Rivestimento del camino in pietra e rame

Se decidiamo di cimentarci nella messa in opera di un camino in muratura o in pietra dobbiamo essere al corrente della necessità di seguire alcune linee guida, relative a caratteristiche, misure e proporzioni ben precise che ogni camino deve possedere. Non abbiamo la presunzione in questa sede di offrire una “Bibbia” per costruire un camino in muratura, vuole solo essere un articolo che offre alcuni consigli e spunti di riflessione.

Malgrado il proliferare di avanzate tecnologie di riscaldamento, la presenza nel settore di camini prefabbricati dotati di elevate funzioni automatiche e capaci di distribuire aria calda in più ambienti, tanti di noi continuano a sognare il classicissimo caminetto con focolare aperto e “rola” a vista,  questo, fondamentalmente perché, il camino di una volta evoca immagini romantiche ed antiche. In un ambiente rustico, il ristorante piuttosto che l’ abitazione, l’enoteca  piuttosto che la taverna, la scelta più giusta potrebbe essere rappresentata proprio da un caminetto in muratura con un rivestimento in pietra o mattoni a vista, con l’innegabile fascino del fuoco, le sue fiamme scoppiettanti, quel dolce tepore che si diffonde davanti alla sua bocca e quel tipico odore di legna che brucia.

Chi, come me, ama il fai da te potrebbe (con l’ausilio di un esperto) avventurarsi nella messa in opera di un camino “one off”. La presenza pressoché indispensabile di un esperto ci mette al riparo da macroscopici errori di costruzione che inevitabilmente un profano farebbe con conseguenti danni anche di una certa entità.

Camino in avanzata fase di costruzione

Camino in  fase di costruzione

Come si costruisce un camino in muratura?

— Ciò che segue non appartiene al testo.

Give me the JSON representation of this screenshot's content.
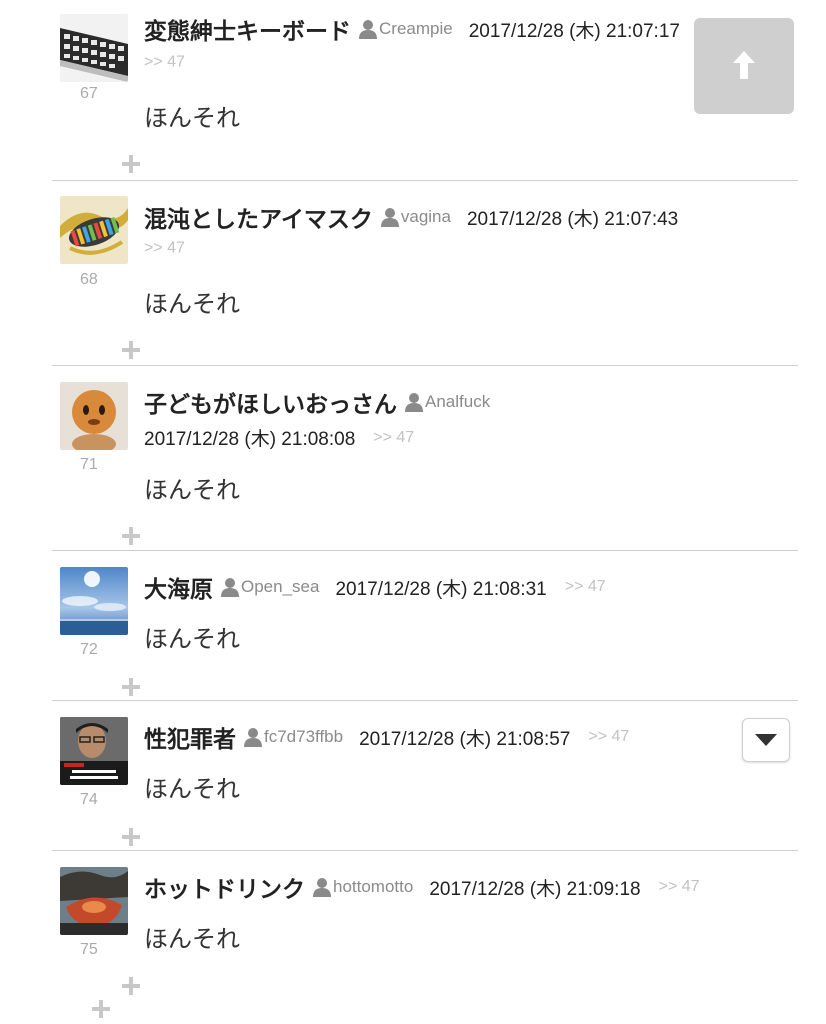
{
  "reply_marker": ">> 47",
  "posts": [
    {
      "number": "67",
      "name": "変態紳士キーボード",
      "user_id": "Creampie",
      "date": "2017/12/28 (木) 21:07:17",
      "body": "ほんそれ"
    },
    {
      "number": "68",
      "name": "混沌としたアイマスク",
      "user_id": "vagina",
      "date": "2017/12/28 (木) 21:07:43",
      "body": "ほんそれ"
    },
    {
      "number": "71",
      "name": "子どもがほしいおっさん",
      "user_id": "Analfuck",
      "date": "2017/12/28 (木) 21:08:08",
      "body": "ほんそれ"
    },
    {
      "number": "72",
      "name": "大海原",
      "user_id": "Open_sea",
      "date": "2017/12/28 (木) 21:08:31",
      "body": "ほんそれ"
    },
    {
      "number": "74",
      "name": "性犯罪者",
      "user_id": "fc7d73ffbb",
      "date": "2017/12/28 (木) 21:08:57",
      "body": "ほんそれ"
    },
    {
      "number": "75",
      "name": "ホットドリンク",
      "user_id": "hottomotto",
      "date": "2017/12/28 (木) 21:09:18",
      "body": "ほんそれ"
    }
  ],
  "icons": {
    "scroll_top": "arrow-up-icon",
    "dropdown": "triangle-down-icon",
    "add": "plus-icon",
    "user": "user-icon"
  },
  "colors": {
    "scroll_top_bg": "#cfcfcf",
    "muted_text": "#aaaaaa",
    "divider": "#cfcfcf"
  }
}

Nella fattura di un caminetto è fondamentale che vengano seguite alcune regole importanti, questo per fare in modo che il manufatto risulti operativo e non incappare in malfunzionamenti che possono rivelarsi pericolosi. Valutiamo assieme di quali parti è composto e alcune avvertenze relative alle caratteristiche che un camino deve possedere per essere a norma:

Canna fumaria

Questa se realizzata a regola d’arte è in grado di garantire al camino un buon tiraggio e il suo funzionamento. Preferibilmente la sua altezza non deve mai essere inferiore ai tre metri, la sezione del tubo di scarico va calcolata in maniera inversamente proporzionale alla sua lunghezza, quindi maggiore sarà la lunghezza del nostro condotto fumario minore dovrà essere il suo diametro, (nei camini prefabbricati il diametro della canna fumaria viene indicato dal costruttore, nel nostro caso l’esperienza del consulente che abbiamo chiamato al nostro fianco farà la differenza), indicativamente il diametro varia da 20 a 35 centimetri). Possibilmente la forma del nostro condotto sarà circolare così da facilitare la risalita dei fumi di scarico e limitare la formazione di fuliggine al suo interno, più i fumi salgono liberamente meno incrostazioni tendono a formarsi. Se dobbiamo necessariamente installare una canna fumaria di forma quadrata o rettangolare è preferibile acquistare modelli che internamente presentano gli angoli smussati ed arrotondati.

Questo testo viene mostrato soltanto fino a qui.